The Canadian Press
Source: Global News
OTTAWA – Newly released figures show jobless Canadians are waiting days for answers to their employment insurance questions, and a month or more to find out if they are going to receive benefits.
The figures tabled in Parliament last week show 297,586 employment insurance applicants waited more than 28 days for a decision on their files between April 2015 and January of this year.
The average wait time was 39 days nationwide and in Alberta, which has been hard hit by the slumping price of oil.
Waiting to hear back from employment insurance processing agents was equally frustrating: The documents show agents returned calls within five days just under 60 per cent of the time.
The numbers also show that Canadians dialling into a federal call centre with employment insurance questions heard an automated high volume message almost 7.4 million times between April 2015 and January of this year.

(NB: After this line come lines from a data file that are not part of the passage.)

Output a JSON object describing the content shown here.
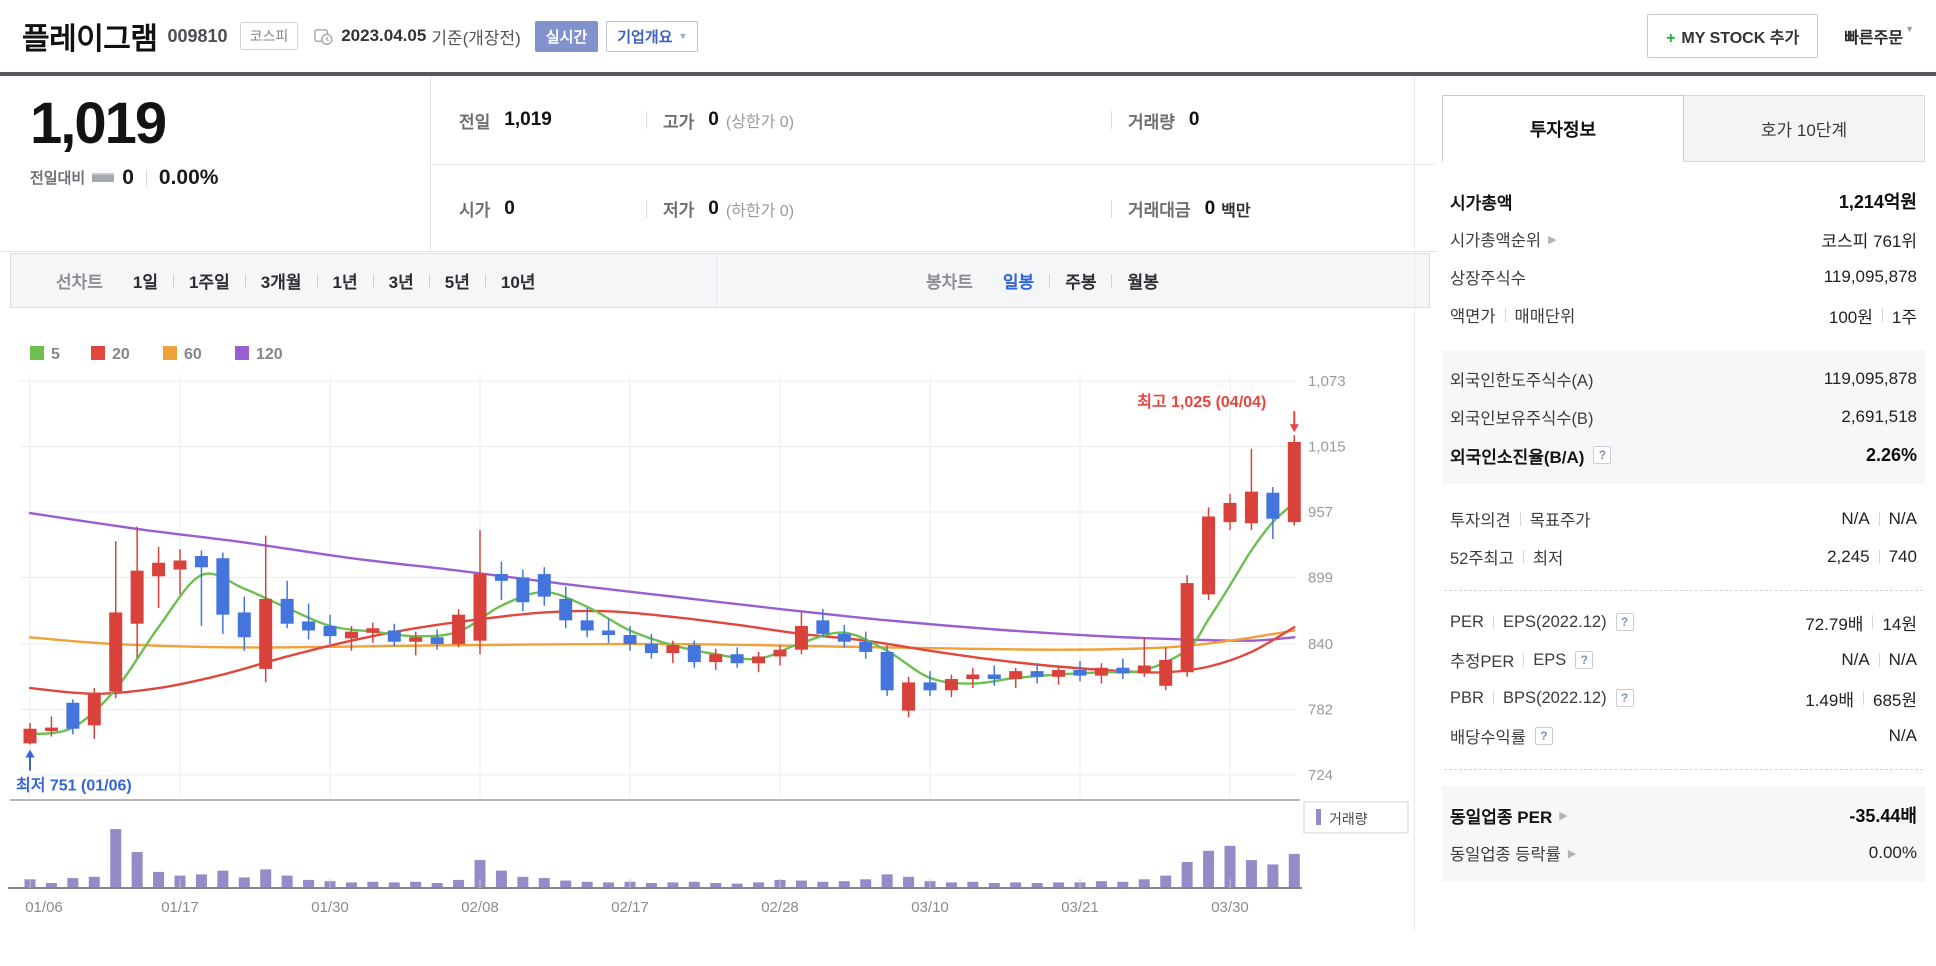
{
  "header": {
    "title": "플레이그램",
    "code": "009810",
    "market_badge": "코스피",
    "date": "2023.04.05",
    "date_suffix": "기준(개장전)",
    "realtime_badge": "실시간",
    "company_overview_button": "기업개요",
    "my_stock_plus": "+",
    "my_stock_label": "MY STOCK 추가",
    "quick_order": "빠른주문"
  },
  "price": {
    "current": "1,019",
    "change_label": "전일대비",
    "change_value": "0",
    "change_percent": "0.00%"
  },
  "summary_table": {
    "rows": [
      [
        {
          "label": "전일",
          "value": "1,019"
        },
        {
          "label": "고가",
          "value": "0",
          "sub": "(상한가 0)"
        },
        {
          "label": "거래량",
          "value": "0"
        }
      ],
      [
        {
          "label": "시가",
          "value": "0"
        },
        {
          "label": "저가",
          "value": "0",
          "sub": "(하한가 0)"
        },
        {
          "label": "거래대금",
          "value": "0",
          "unit": "백만"
        }
      ]
    ]
  },
  "chart_tabs": {
    "line_group_label": "선차트",
    "line_tabs": [
      "1일",
      "1주일",
      "3개월",
      "1년",
      "3년",
      "5년",
      "10년"
    ],
    "candle_group_label": "봉차트",
    "candle_tabs": [
      "일봉",
      "주봉",
      "월봉"
    ],
    "active_candle_tab": "일봉"
  },
  "chart_data": {
    "type": "candlestick",
    "title": "플레이그램 일봉 차트",
    "y_range": [
      724,
      1073
    ],
    "y_ticks": [
      [
        1073,
        "1,073"
      ],
      [
        1015,
        "1,015"
      ],
      [
        957,
        "957"
      ],
      [
        899,
        "899"
      ],
      [
        840,
        "840"
      ],
      [
        782,
        "782"
      ],
      [
        724,
        "724"
      ]
    ],
    "x_ticks": [
      "01/06",
      "01/17",
      "01/30",
      "02/08",
      "02/17",
      "02/28",
      "03/10",
      "03/21",
      "03/30"
    ],
    "x_tick_indices": [
      0,
      7,
      14,
      21,
      28,
      35,
      42,
      49,
      56
    ],
    "legend_ma": [
      {
        "period": 5,
        "color": "#6dbf51"
      },
      {
        "period": 20,
        "color": "#e0473d"
      },
      {
        "period": 60,
        "color": "#efa13a"
      },
      {
        "period": 120,
        "color": "#9a5ed2"
      }
    ],
    "volume_legend": "거래량",
    "up_color": "#d8423a",
    "down_color": "#4375dd",
    "volume_color": "#948bc8",
    "annotations": {
      "high": {
        "text": "최고 1,025 (04/04)",
        "value": 1025,
        "date": "04/04",
        "color": "#e8453d"
      },
      "low": {
        "text": "최저 751 (01/06)",
        "value": 751,
        "date": "01/06",
        "color": "#3565d6"
      }
    },
    "candles_format": [
      "date",
      "open",
      "high",
      "low",
      "close",
      "volume_rel"
    ],
    "candles": [
      [
        "01/06",
        752,
        770,
        751,
        765,
        14
      ],
      [
        "01/09",
        763,
        776,
        758,
        766,
        8
      ],
      [
        "01/10",
        788,
        791,
        760,
        765,
        16
      ],
      [
        "01/11",
        768,
        801,
        756,
        796,
        18
      ],
      [
        "01/12",
        798,
        931,
        792,
        868,
        95
      ],
      [
        "01/13",
        858,
        944,
        828,
        905,
        58
      ],
      [
        "01/16",
        900,
        926,
        872,
        912,
        26
      ],
      [
        "01/17",
        906,
        924,
        884,
        914,
        20
      ],
      [
        "01/18",
        918,
        923,
        856,
        908,
        22
      ],
      [
        "01/19",
        916,
        921,
        849,
        866,
        28
      ],
      [
        "01/20",
        868,
        882,
        834,
        846,
        17
      ],
      [
        "01/25",
        818,
        936,
        806,
        880,
        30
      ],
      [
        "01/26",
        880,
        896,
        854,
        858,
        20
      ],
      [
        "01/27",
        860,
        876,
        844,
        852,
        13
      ],
      [
        "01/30",
        856,
        866,
        840,
        847,
        11
      ],
      [
        "01/31",
        845,
        856,
        834,
        851,
        9
      ],
      [
        "02/01",
        850,
        859,
        841,
        854,
        10
      ],
      [
        "02/02",
        852,
        858,
        838,
        842,
        9
      ],
      [
        "02/03",
        842,
        851,
        830,
        846,
        10
      ],
      [
        "02/06",
        846,
        853,
        835,
        840,
        8
      ],
      [
        "02/07",
        840,
        871,
        837,
        866,
        13
      ],
      [
        "02/08",
        843,
        941,
        831,
        902,
        45
      ],
      [
        "02/09",
        902,
        913,
        879,
        896,
        28
      ],
      [
        "02/10",
        899,
        906,
        869,
        877,
        18
      ],
      [
        "02/13",
        902,
        908,
        874,
        882,
        16
      ],
      [
        "02/14",
        880,
        891,
        854,
        861,
        12
      ],
      [
        "02/15",
        861,
        872,
        846,
        852,
        10
      ],
      [
        "02/16",
        852,
        862,
        841,
        848,
        9
      ],
      [
        "02/17",
        848,
        856,
        834,
        840,
        10
      ],
      [
        "02/20",
        840,
        849,
        827,
        832,
        8
      ],
      [
        "02/21",
        832,
        843,
        823,
        839,
        9
      ],
      [
        "02/22",
        839,
        843,
        819,
        824,
        10
      ],
      [
        "02/23",
        824,
        836,
        817,
        831,
        8
      ],
      [
        "02/24",
        831,
        837,
        819,
        823,
        7
      ],
      [
        "02/27",
        823,
        833,
        815,
        829,
        9
      ],
      [
        "02/28",
        829,
        839,
        821,
        835,
        13
      ],
      [
        "03/02",
        835,
        869,
        831,
        856,
        12
      ],
      [
        "03/03",
        861,
        871,
        846,
        849,
        10
      ],
      [
        "03/06",
        849,
        857,
        837,
        842,
        11
      ],
      [
        "03/07",
        842,
        851,
        827,
        833,
        14
      ],
      [
        "03/08",
        833,
        839,
        794,
        799,
        22
      ],
      [
        "03/09",
        781,
        811,
        775,
        806,
        18
      ],
      [
        "03/10",
        806,
        816,
        794,
        799,
        11
      ],
      [
        "03/13",
        799,
        813,
        793,
        809,
        9
      ],
      [
        "03/14",
        809,
        819,
        801,
        813,
        10
      ],
      [
        "03/15",
        813,
        821,
        803,
        809,
        8
      ],
      [
        "03/16",
        809,
        819,
        801,
        816,
        9
      ],
      [
        "03/17",
        816,
        823,
        805,
        811,
        8
      ],
      [
        "03/20",
        811,
        821,
        804,
        817,
        9
      ],
      [
        "03/21",
        817,
        825,
        807,
        812,
        9
      ],
      [
        "03/22",
        812,
        823,
        805,
        819,
        11
      ],
      [
        "03/23",
        819,
        827,
        809,
        814,
        10
      ],
      [
        "03/24",
        814,
        846,
        811,
        821,
        14
      ],
      [
        "03/27",
        803,
        837,
        799,
        826,
        20
      ],
      [
        "03/28",
        815,
        901,
        811,
        894,
        42
      ],
      [
        "03/29",
        884,
        961,
        879,
        953,
        60
      ],
      [
        "03/30",
        948,
        973,
        941,
        965,
        68
      ],
      [
        "03/31",
        947,
        1013,
        941,
        975,
        45
      ],
      [
        "04/03",
        974,
        979,
        933,
        951,
        38
      ],
      [
        "04/04",
        948,
        1025,
        945,
        1019,
        55
      ]
    ],
    "ma_lines": [
      {
        "period": 5,
        "color": "#6dbf51",
        "points": [
          [
            0,
            760
          ],
          [
            2,
            766
          ],
          [
            4,
            800
          ],
          [
            6,
            855
          ],
          [
            8,
            901
          ],
          [
            10,
            889
          ],
          [
            12,
            872
          ],
          [
            14,
            856
          ],
          [
            16,
            851
          ],
          [
            18,
            847
          ],
          [
            20,
            851
          ],
          [
            22,
            874
          ],
          [
            24,
            886
          ],
          [
            26,
            873
          ],
          [
            28,
            852
          ],
          [
            30,
            839
          ],
          [
            32,
            831
          ],
          [
            34,
            827
          ],
          [
            36,
            841
          ],
          [
            38,
            850
          ],
          [
            40,
            834
          ],
          [
            42,
            810
          ],
          [
            44,
            805
          ],
          [
            46,
            810
          ],
          [
            48,
            813
          ],
          [
            50,
            815
          ],
          [
            52,
            817
          ],
          [
            54,
            835
          ],
          [
            55,
            862
          ],
          [
            56,
            892
          ],
          [
            57,
            923
          ],
          [
            58,
            948
          ],
          [
            59,
            965
          ]
        ]
      },
      {
        "period": 20,
        "color": "#e0473d",
        "points": [
          [
            0,
            801
          ],
          [
            3,
            796
          ],
          [
            6,
            801
          ],
          [
            9,
            813
          ],
          [
            12,
            829
          ],
          [
            15,
            843
          ],
          [
            18,
            854
          ],
          [
            21,
            862
          ],
          [
            24,
            868
          ],
          [
            27,
            869
          ],
          [
            30,
            864
          ],
          [
            33,
            857
          ],
          [
            36,
            849
          ],
          [
            39,
            843
          ],
          [
            42,
            834
          ],
          [
            45,
            826
          ],
          [
            48,
            820
          ],
          [
            51,
            816
          ],
          [
            53,
            815
          ],
          [
            55,
            820
          ],
          [
            57,
            833
          ],
          [
            59,
            855
          ]
        ]
      },
      {
        "period": 60,
        "color": "#efa13a",
        "points": [
          [
            0,
            846
          ],
          [
            4,
            840
          ],
          [
            10,
            837
          ],
          [
            20,
            839
          ],
          [
            30,
            840
          ],
          [
            40,
            837
          ],
          [
            48,
            835
          ],
          [
            53,
            837
          ],
          [
            56,
            843
          ],
          [
            59,
            852
          ]
        ]
      },
      {
        "period": 120,
        "color": "#9a5ed2",
        "points": [
          [
            0,
            956
          ],
          [
            5,
            942
          ],
          [
            10,
            930
          ],
          [
            15,
            916
          ],
          [
            20,
            905
          ],
          [
            25,
            893
          ],
          [
            30,
            882
          ],
          [
            35,
            871
          ],
          [
            40,
            861
          ],
          [
            45,
            853
          ],
          [
            50,
            847
          ],
          [
            54,
            844
          ],
          [
            57,
            843
          ],
          [
            59,
            846
          ]
        ]
      }
    ]
  },
  "side_panel": {
    "tabs": [
      {
        "label": "투자정보",
        "active": true
      },
      {
        "label": "호가 10단계",
        "active": false
      }
    ],
    "sections": [
      {
        "style": "plain",
        "divider_top": false,
        "rows": [
          {
            "label": "시가총액",
            "value": "1,214억원",
            "bold": true
          },
          {
            "label": "시가총액순위",
            "arrow": true,
            "value": "코스피 761위"
          },
          {
            "label": "상장주식수",
            "value": "119,095,878"
          },
          {
            "label": "액면가",
            "label2": "매매단위",
            "value": "100원",
            "value2": "1주"
          }
        ]
      },
      {
        "style": "shaded",
        "divider_top": false,
        "rows": [
          {
            "label": "외국인한도주식수(A)",
            "value": "119,095,878"
          },
          {
            "label": "외국인보유주식수(B)",
            "value": "2,691,518"
          },
          {
            "label": "외국인소진율(B/A)",
            "help": true,
            "value": "2.26%",
            "bold": true
          }
        ]
      },
      {
        "style": "plain",
        "divider_top": false,
        "rows": [
          {
            "label": "투자의견",
            "label2": "목표주가",
            "value": "N/A",
            "value2": "N/A"
          },
          {
            "label": "52주최고",
            "label2": "최저",
            "value": "2,245",
            "value2": "740"
          }
        ]
      },
      {
        "style": "plain",
        "divider_top": true,
        "rows": [
          {
            "label": "PER",
            "label2": "EPS(2022.12)",
            "help": true,
            "value": "72.79배",
            "value2": "14원"
          },
          {
            "label": "추정PER",
            "label2": "EPS",
            "help": true,
            "value": "N/A",
            "value2": "N/A"
          },
          {
            "label": "PBR",
            "label2": "BPS(2022.12)",
            "help": true,
            "value": "1.49배",
            "value2": "685원"
          },
          {
            "label": "배당수익률",
            "help": true,
            "value": "N/A"
          }
        ]
      },
      {
        "style": "shaded",
        "divider_top": true,
        "rows": [
          {
            "label": "동일업종 PER",
            "arrow": true,
            "value": "-35.44배",
            "bold": true
          },
          {
            "label": "동일업종 등락률",
            "arrow": true,
            "value": "0.00%"
          }
        ]
      }
    ]
  }
}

Consequently, processing times and client services topped the categories for complaints lodged with the government.
The numbers were released in response to a written question from NDP employment critic Niki Ashton.
The figures are part of an ongoing trend of long wait times to speak with an agent at federal call centres, some of it attributed to an antiquated call centre system that Shared Services Canada, the government’s central information-technology department, is working to upgrade.
The government’s goal is to answer 80 per cent of calls within 10 minutes. Between April of last year and January of this year, the call centres met that service standard from a high of 64.3 per cent of time in June, to a low of 19.6 per cent in January.
Employment and Social Development Canada, which oversees the employment insurance program, is planning to spend $19.5 million on telephone services this year, and spend $18.9 million to expand services and answers available online.
Labour Minister MaryAnn Mihychuk said the government knows it has work to do on the employment insurance system and will have more to say on its plan soon.
“It’s our goal to provide services to Canadians that need help the most, when they need it. We know that is going to require improving the way we interact with Canadians, especially after years of front line service cuts by the previous government,” Mihychuk said in a statement.
“We have worked hard since our election to provide the best service possible to Canadians, and we know there is more we can do.”
Ashton said the numbers point to a need for more permanent employees at the call centres where one-third of workers are part-timers.
“The people that are meant to be handling these issues and working with the people that are distressed are completely overwhelmed,” she said.
“Some immediate action would be to staff these offices with people who are permanent employees who are supported in what they’re doing.”